Ryan, for the record is 6 feet, 7 inches tall by his own telling.
(His capped head nearly banged against the low roof of the wheelhouse when we finally got up there!)
In any event, our friend, Maria, had never been in the Wheelhouse of the Mark Twain.
She was in for a treat.
Ryan led the way through the little door marked "Private."
We entered the "Captain's Quarters," which is a small room that has a bed, a night stand and a ladder that leads up to the vessel's helm---the Wheelhouse.
The ladder is narrow and as steep as you can imagine.
I remember in younger days, sliding down the railings with both hands on my way below.
My days as a steamboat captain on the Mark Twain have previously been mentioned here in my essay, Disneyland Musings - Volume 3 - Nights in the Wheelhouse.
When you get to the top of the ladder, you step through a gate (that has since been installed since my days on the Twain) and out toward the Mark Twain's massive wooden steering wheel---the helm.
You step to your right and there is a small writing desk with the Mark Twain's official guest book on it.
As is the custom, each visitor signs their name in the guest book.
Maria and the girls signed their name and I took the plumed pen (which is flimsy and very difficult to write with) and signed on the next page.
Captain Ryan grabbed the P.A. microphone and announced our departure.
He then directed the girls to do the whistles and bells as the Mark Twain pulled from the dock.
Ryan looked nervous for a moment.
With the years fading in an instant, I was suddenly back in 1987, and I leaned past my youngest daughter and grabbed the wooden handle of the bell rope---the shortest of the two ropes pictured just above the little girl wearing pink in this photograph.

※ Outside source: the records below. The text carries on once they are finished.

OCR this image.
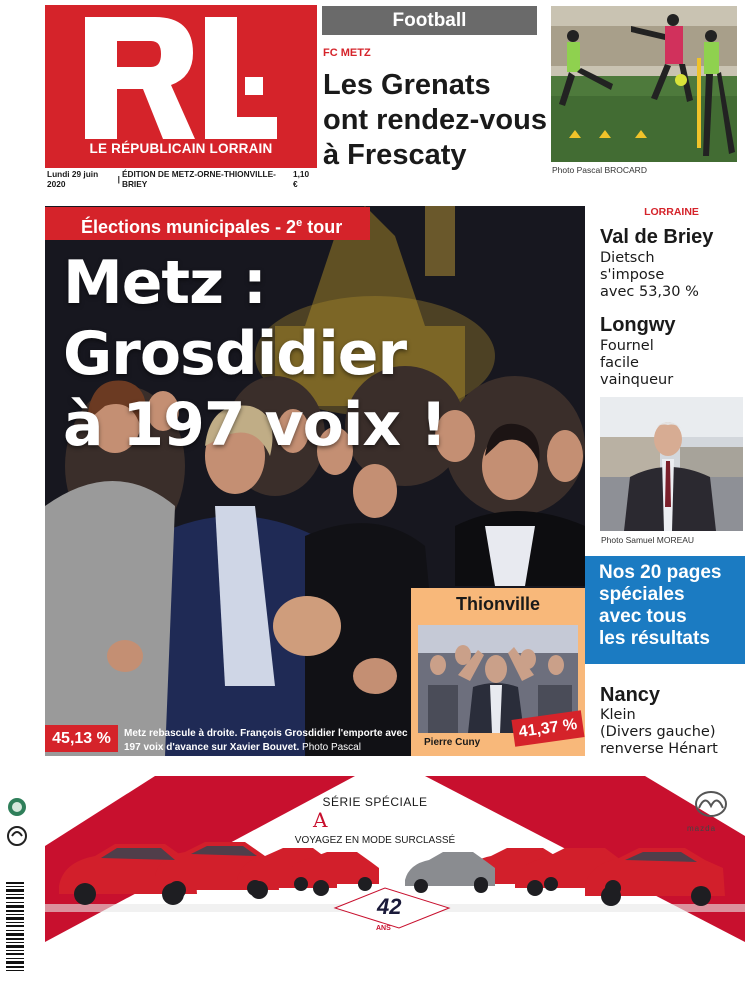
LE RÉPUBLICAIN LORRAIN
Lundi 29 juin 2020	| ÉDITION DE METZ-ORNE-THIONVILLE-BRIEY
1,10 €
Football
FC METZ
Les Grenats
ont rendez-vous
à Frescaty	Photo Pascal BROCARD
Élections municipales - 2e tour
Metz : Grosdidier
à 197 voix !
45,13 %	Metz rebascule à droite. François Grosdidier l'emporte avec 197 voix d'avance sur Xavier Bouvet. Photo Pascal BROCARD
Thionville
Pierre Cuny
41,37 %
LORRAINE
Val de Briey
Dietsch
s'impose
avec 53,30 %
Longwy
Fournel
facile
vainqueur
Photo Samuel MOREAU
Nos 20 pages
spéciales
avec tous
les résultats
Nancy
Klein
(Divers gauche)
renverse Hénart
SÉRIE SPÉCIALE
A
VOYAGEZ EN MODE SURCLASSÉ
mazda
42
ANS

I pulled down on the handle briskly and then lifted my hand to get the ship's bell to rock back and forth.
Then - two whistles!
I grabbed the steam whistle's handle at the end of its rope and gave a strong downward pull.
The whistle bellowed long and loud.
Another, longer pull on the whistle announced our departure, followed quickly by five more bells.
We were off.
We rounded the bend at New Orleans Square.
We sounded two more whistles (as is customary) when we were passing Fowler's Harbor.
This time, my older daughter helped. She pulled down on the handle of the steam whistle and gave the two blasts.
Runs in the family.
As she stood at the helm (on a two-step box to assist in getting her tall enough to see), I cautioned our youngest to be careful not to crash the boat.
Her small hands clutched the massive wheel as she stood on a stool and tried to see which way to turn next.
Her older sister helped.
"Dad! Which way?!!" said the little one.
"Right! Turn right!! Watch the ducks! Don't hit the canoe dock!"
She steered with concentration and determination.
Ryan was a gracious host.
Our friend Maria was enthralled.
The view was splendid.
The river calm.
It was dark outside and Ryan grabbed the handle of the vessel's spotlight and shone it on Indians and wildlife as we floated past.
"Here's our two moose---Mickey and Minnie," he noted as he lit up the large quadrupeds.
Groans filled the wheelhouse.
This ain't Jungle, Ryan!
The girls loved it.
Especially the one in the pink scarf and "Jungle is 101" t-shirt.
He read the back of my shirt with the web address.
"Uh. Thanks," he said.
Okay, so, it isn't NBC News or Yahoo, but, come on, it isn't THAT bad!
We thanked him as we floated over the river.
As we began the final turn towards home and the landing, Ryan told the girls to ring the bells and sound the whistle once more.
We pulled to the dock and the vessel came to a stop.
"Thanks, again! We really enjoyed the trip, Ryan."
"No problem, you're welcome any time."
We climbed back down the ladder and out the Captain's door onto the deck.
Next it was down the stairs and off the boat.
We were the last ones off.
I turned and looked back at the Mark Twain, sparkling there in the cold evening darkness and felt quite satisfied.
The old girl and I have never lost our connection.
It felt great to take the helm again---if only for a little while.